Air Quality Nightmare in Delhi

Delhi, India, one of the largest cities in the world, was blanketed in the first week of November by some of its worst air quality ever.

The city and its surroundings, a metro area home to nearly 28 million people, have become notorious in recent decades for their unhealthy air pollution, especially at least a few months every year when the average air quality is considered unhealthy for humans. Not only does the burning of fossil fuels for power, transportation and industry feed this pollution year-round, but every fall farmers in rural areas burn off part of their fields, causing an increase in smoke above the already unhealthy norm. This month smog levels in and around the city reached an air quality index reading of 350 on November 7, with anything over 300 labelled hazardous. Schools were closed and the city restricted motor vehicle use and construction work for the upcoming week in the hope of mitigating the worst of the pollution.
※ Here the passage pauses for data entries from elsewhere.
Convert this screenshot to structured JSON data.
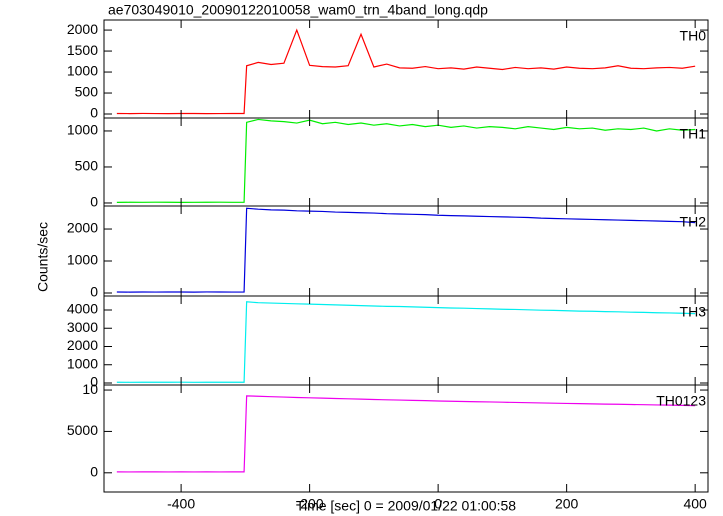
{
  "chart_data": [
    {
      "type": "line",
      "title": "ae703049010_20090122010058_wam0_trn_4band_long.qdp",
      "label": "TH0",
      "x": [
        -500,
        -480,
        -460,
        -440,
        -420,
        -400,
        -380,
        -360,
        -340,
        -320,
        -302,
        -298,
        -280,
        -260,
        -240,
        -220,
        -200,
        -180,
        -160,
        -140,
        -120,
        -100,
        -80,
        -60,
        -40,
        -20,
        0,
        20,
        40,
        60,
        80,
        100,
        120,
        140,
        160,
        180,
        200,
        220,
        240,
        260,
        280,
        300,
        320,
        340,
        360,
        380,
        400
      ],
      "series": [
        {
          "name": "TH0",
          "color": "#ff0000",
          "values": [
            12,
            10,
            14,
            11,
            9,
            13,
            12,
            10,
            11,
            13,
            12,
            1150,
            1230,
            1180,
            1210,
            2000,
            1160,
            1130,
            1120,
            1150,
            1900,
            1120,
            1190,
            1100,
            1090,
            1130,
            1080,
            1100,
            1070,
            1120,
            1090,
            1060,
            1110,
            1080,
            1100,
            1070,
            1120,
            1090,
            1080,
            1100,
            1150,
            1090,
            1080,
            1100,
            1110,
            1090,
            1140
          ]
        }
      ],
      "xlim": [
        -520,
        420
      ],
      "ylim": [
        -95,
        2240
      ],
      "yticks": [
        0,
        500,
        1000,
        1500,
        2000
      ]
    },
    {
      "type": "line",
      "label": "TH1",
      "x": [
        -500,
        -480,
        -460,
        -440,
        -420,
        -400,
        -380,
        -360,
        -340,
        -320,
        -302,
        -298,
        -280,
        -260,
        -240,
        -220,
        -200,
        -180,
        -160,
        -140,
        -120,
        -100,
        -80,
        -60,
        -40,
        -20,
        0,
        20,
        40,
        60,
        80,
        100,
        120,
        140,
        160,
        180,
        200,
        220,
        240,
        260,
        280,
        300,
        320,
        340,
        360,
        380,
        400
      ],
      "series": [
        {
          "name": "TH1",
          "color": "#00ee00",
          "values": [
            8,
            10,
            9,
            11,
            10,
            8,
            9,
            10,
            11,
            9,
            10,
            1120,
            1160,
            1140,
            1130,
            1110,
            1150,
            1100,
            1120,
            1090,
            1110,
            1080,
            1100,
            1070,
            1090,
            1060,
            1080,
            1050,
            1070,
            1040,
            1060,
            1050,
            1030,
            1060,
            1040,
            1020,
            1050,
            1030,
            1040,
            1010,
            1030,
            1020,
            1040,
            1000,
            1030,
            1010,
            1020
          ]
        }
      ],
      "xlim": [
        -520,
        420
      ],
      "ylim": [
        -42,
        1180
      ],
      "yticks": [
        0,
        500,
        1000
      ]
    },
    {
      "type": "line",
      "label": "TH2",
      "y_label": "Counts/sec",
      "x": [
        -500,
        -480,
        -460,
        -440,
        -420,
        -400,
        -380,
        -360,
        -340,
        -320,
        -302,
        -298,
        -280,
        -260,
        -240,
        -220,
        -200,
        -180,
        -160,
        -140,
        -120,
        -100,
        -80,
        -60,
        -40,
        -20,
        0,
        20,
        40,
        60,
        80,
        100,
        120,
        140,
        160,
        180,
        200,
        220,
        240,
        260,
        280,
        300,
        320,
        340,
        360,
        380,
        400
      ],
      "series": [
        {
          "name": "TH2",
          "color": "#0000dd",
          "values": [
            30,
            28,
            32,
            29,
            31,
            30,
            27,
            33,
            30,
            29,
            31,
            2650,
            2620,
            2600,
            2590,
            2570,
            2560,
            2550,
            2530,
            2520,
            2510,
            2500,
            2480,
            2470,
            2460,
            2450,
            2430,
            2420,
            2410,
            2400,
            2390,
            2380,
            2370,
            2360,
            2340,
            2330,
            2320,
            2310,
            2300,
            2290,
            2280,
            2270,
            2260,
            2250,
            2240,
            2230,
            2200
          ]
        }
      ],
      "xlim": [
        -520,
        420
      ],
      "ylim": [
        -94,
        2720
      ],
      "yticks": [
        0,
        1000,
        2000
      ]
    },
    {
      "type": "line",
      "label": "TH3",
      "x": [
        -500,
        -480,
        -460,
        -440,
        -420,
        -400,
        -380,
        -360,
        -340,
        -320,
        -302,
        -298,
        -280,
        -260,
        -240,
        -220,
        -200,
        -180,
        -160,
        -140,
        -120,
        -100,
        -80,
        -60,
        -40,
        -20,
        0,
        20,
        40,
        60,
        80,
        100,
        120,
        140,
        160,
        180,
        200,
        220,
        240,
        260,
        280,
        300,
        320,
        340,
        360,
        380,
        400
      ],
      "series": [
        {
          "name": "TH3",
          "color": "#00eeee",
          "values": [
            42,
            38,
            41,
            39,
            40,
            43,
            37,
            41,
            40,
            39,
            42,
            4450,
            4400,
            4380,
            4360,
            4340,
            4320,
            4300,
            4280,
            4260,
            4240,
            4220,
            4200,
            4190,
            4170,
            4150,
            4130,
            4110,
            4100,
            4080,
            4060,
            4040,
            4030,
            4010,
            3990,
            3980,
            3960,
            3940,
            3930,
            3910,
            3900,
            3880,
            3870,
            3850,
            3840,
            3820,
            3800
          ]
        }
      ],
      "xlim": [
        -520,
        420
      ],
      "ylim": [
        -110,
        4767
      ],
      "yticks": [
        0,
        1000,
        2000,
        3000,
        4000
      ]
    },
    {
      "type": "line",
      "label": "TH0123",
      "x_label": "Time [sec] 0 = 2009/01/22 01:00:58",
      "x": [
        -500,
        -480,
        -460,
        -440,
        -420,
        -400,
        -380,
        -360,
        -340,
        -320,
        -302,
        -298,
        -280,
        -260,
        -240,
        -220,
        -200,
        -180,
        -160,
        -140,
        -120,
        -100,
        -80,
        -60,
        -40,
        -20,
        0,
        20,
        40,
        60,
        80,
        100,
        120,
        140,
        160,
        180,
        200,
        220,
        240,
        260,
        280,
        300,
        320,
        340,
        360,
        380,
        400
      ],
      "series": [
        {
          "name": "TH0123",
          "color": "#ee00ee",
          "values": [
            110,
            105,
            112,
            108,
            106,
            111,
            104,
            109,
            107,
            110,
            108,
            9300,
            9250,
            9200,
            9150,
            9100,
            9060,
            9020,
            8980,
            8940,
            8900,
            8860,
            8820,
            8790,
            8750,
            8720,
            8680,
            8650,
            8620,
            8590,
            8560,
            8530,
            8500,
            8470,
            8440,
            8410,
            8380,
            8360,
            8330,
            8300,
            8280,
            8250,
            8230,
            8200,
            8180,
            8150,
            8120
          ]
        }
      ],
      "xlim": [
        -520,
        420
      ],
      "ylim": [
        -2320,
        10610
      ],
      "yticks": [
        0,
        5000,
        {
          "value": 10000,
          "label": "10"
        }
      ],
      "xticks": [
        -400,
        -200,
        0,
        200,
        400
      ]
    }
  ]
}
And Delhi isn’t the only Indian city with this problem; of the 50 most polluted cities on Earth, more than half are in India!

Although India has the misfortune to be at the top of the list, people everywhere are threated by climate catastrophe. This crisis is the product of the intense drive for profit by the world’s wealthiest individuals and corporations. Unless we rid ourselves of these destructive profit seekers, the people of India and all of the world will continue to suffer the consequences of their fossil fuel driven economy.